ROUGE (Recall-Oriented Understudy for Gisting Evaluation)
- ROUGE-1 (unigram overlap):
- Description: Measures the overlap of unigrams (individual words) between the reference and the generated output.
- Value Range: 0 (worst) to 1 (best).
- How to Read: The closer to 1, the higher the similarity in terms of individual words.
- ROUGE-2 (bigram overlap):
- Description: Similar to ROUGE-1, but measures the overlap of bigrams (pairs of words).
- Value Range: 0 (worst) to 1 (best).
- ROUGE-L (longest common subsequence):
- Description: Measures the overlap of the longest common subsequence between the reference and the generated output.
- Value Range: 0 (worst) to 1 (best).
BERT Score F1
- Description: BERT Score is a metric that evaluates the semantic similarity between two texts. It uses a pre-trained model like BERT to calculate the score.
- Value Range: 0 (worst) to 1 (best).
- How to Read: The closer to 1, the higher the semantic similarity between the reference and the generated output.
LLM Metrics
LLM metrics use the power of large language models to evaluate semantic properties of the assistant's responses. This could involve checking for relevance to the query, factual accuracy, coherence and fluency.
- Description: Evaluation using the Langchain evaluator. The criterion, model, and specific prompt can be defined if desired.

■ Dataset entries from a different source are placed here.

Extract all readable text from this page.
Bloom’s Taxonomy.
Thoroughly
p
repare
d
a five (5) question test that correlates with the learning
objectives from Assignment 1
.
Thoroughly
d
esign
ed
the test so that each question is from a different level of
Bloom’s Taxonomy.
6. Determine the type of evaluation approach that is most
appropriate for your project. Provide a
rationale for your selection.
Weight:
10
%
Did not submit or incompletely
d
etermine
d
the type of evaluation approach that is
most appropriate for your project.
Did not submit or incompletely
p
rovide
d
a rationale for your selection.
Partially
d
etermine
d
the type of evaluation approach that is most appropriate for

This evaluator uses a language model to verify that a certain criterion is met in the input text. For the 'correctness' criterion, the question, reference answer, and generated answer must be provided. The evaluator returns 0 or 1: 1 means the answer is correct, 0 means otherwise. The value returned is the average of all predictions. More information on how to configure these types of evaluators is provided in the next section.
- Value Range: 0 (worst) to 1 (best).
- How to Read: The closer to 1, the more responses are semantically correct.
Executions
Automatic evaluation typically generates insights into the assistant's performance. These dashboards might include:
- Overall scores on different metrics
- Breakdown of performance by question type or dataset
- Comparison with previous versions or benchmarks
- Highlighted areas for improvement
Benefits of Automatic Evaluation
- Consistency: Provides a standardized way to measure performance across different versions or configurations.
- Efficiency: Allows for rapid testing of changes without the need for extensive manual review.
- Scalability: Can handle large volumes of test cases that would be impractical for human evaluation.
- Objectivity: Reduces potential bias in evaluation by using predefined criteria.
Limitations
While automatic evaluation is a powerful tool, it's important to note that it doesn't replace the need for human evaluation entirely. Some aspects of assistant performance, such as nuanced understanding of context or appropriateness of tone, may still require human judgment. In conclusion, automatic evaluation serves as a critical tool in the development and maintenance of AI assistants, providing quantitative insights into performance and guiding ongoing improvements.